The export-easing bill opposed by Thompson is supported by US computer and chip producers such as Unisys Corp, Intel Corp and Sun Microsystems Inc, which stand to gain billions of dollars in sales to countries including China and other countries considered potential security risks to the US.
The Senate measure, endorsed by the White House, would update a 1979 version of the Export Administration Act by giving the president wider discretion in deciding what high-technology products could be sold to which countries.
Chief among the changes is allowing the president to eliminate the system of Mtops, or millions of theoretical operations per second, for measuring the performance of computers and thereby limiting their export.

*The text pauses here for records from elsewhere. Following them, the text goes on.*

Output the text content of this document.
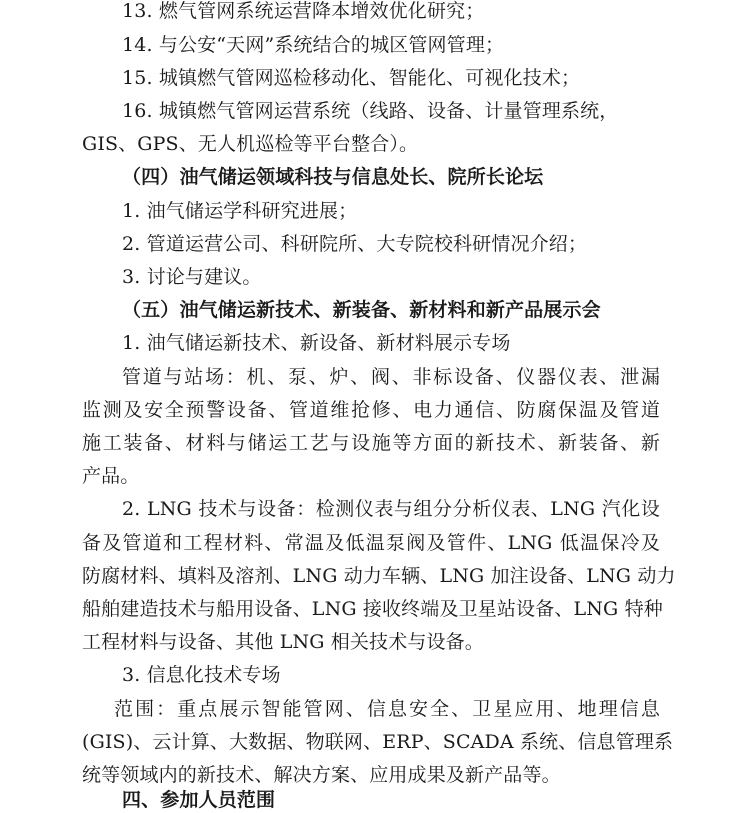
13. 燃气管网系统运营降本增效优化研究；
14. 与公安“天网”系统结合的城区管网管理；
15. 城镇燃气管网巡检移动化、智能化、可视化技术；
16. 城镇燃气管网运营系统（线路、设备、计量管理系统，
GIS、GPS、无人机巡检等平台整合）。
（四）油气储运领域科技与信息处长、院所长论坛
1. 油气储运学科研究进展；
2. 管道运营公司、科研院所、大专院校科研情况介绍；
3. 讨论与建议。
（五）油气储运新技术、新装备、新材料和新产品展示会
1. 油气储运新技术、新设备、新材料展示专场
管道与站场：机、泵、炉、阀、非标设备、仪器仪表、泄漏
监测及安全预警设备、管道维抢修、电力通信、防腐保温及管道
施工装备、材料与储运工艺与设施等方面的新技术、新装备、新
产品。
2. LNG 技术与设备：检测仪表与组分分析仪表、LNG 汽化设
备及管道和工程材料、常温及低温泵阀及管件、LNG 低温保冷及
防腐材料、填料及溶剂、LNG 动力车辆、LNG 加注设备、LNG 动力
船舶建造技术与船用设备、LNG 接收终端及卫星站设备、LNG 特种
工程材料与设备、其他 LNG 相关技术与设备。
3. 信息化技术专场
范围：重点展示智能管网、信息安全、卫星应用、地理信息
(GIS)、云计算、大数据、物联网、ERP、SCADA 系统、信息管理系
统等领域内的新技术、解决方案、应用成果及新产品等。
四、参加人员范围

A key market for growth among US manufacturers is China, which this year will purchase US$18 billion in computer hardware and US$3 billion in software and services, said analyst Juan Orozco at IDC, a computer industry research firm in Massachusetts.
Industry advocates of the Export Administration Act reform suffered a setback last month when the House International Relations Committee approved a series of amendments toughening language in the Senate version.
Thompson began the floor debate hoping for the same success in the Senate, proposing an amendment that would give federal agencies an additional 60 days to block export licenses if they consider the export application potentially damaging to national security.
The bill's main sponsor, Senator Mike Enzi, a Republican of Wyoming, said he received assurances from the White House that the administration is satisfied with the protections in the existing bill.
"The bill already provides for several ways to stop the clock" on pending export licenses for high-technology products, Enzi said.
Computer companies have argued that such delays hobble their ability to compete with foreign suppliers of computer equipment, and unnecessary since the technology is often already available on the world market.
Thompson has no more than 30 votes supporting his position in the 100-member Senate, said Rhett Dawson, co-chairman of the Computer Coalition for Responsible Exports, an industry association that sought a relaxation of controls.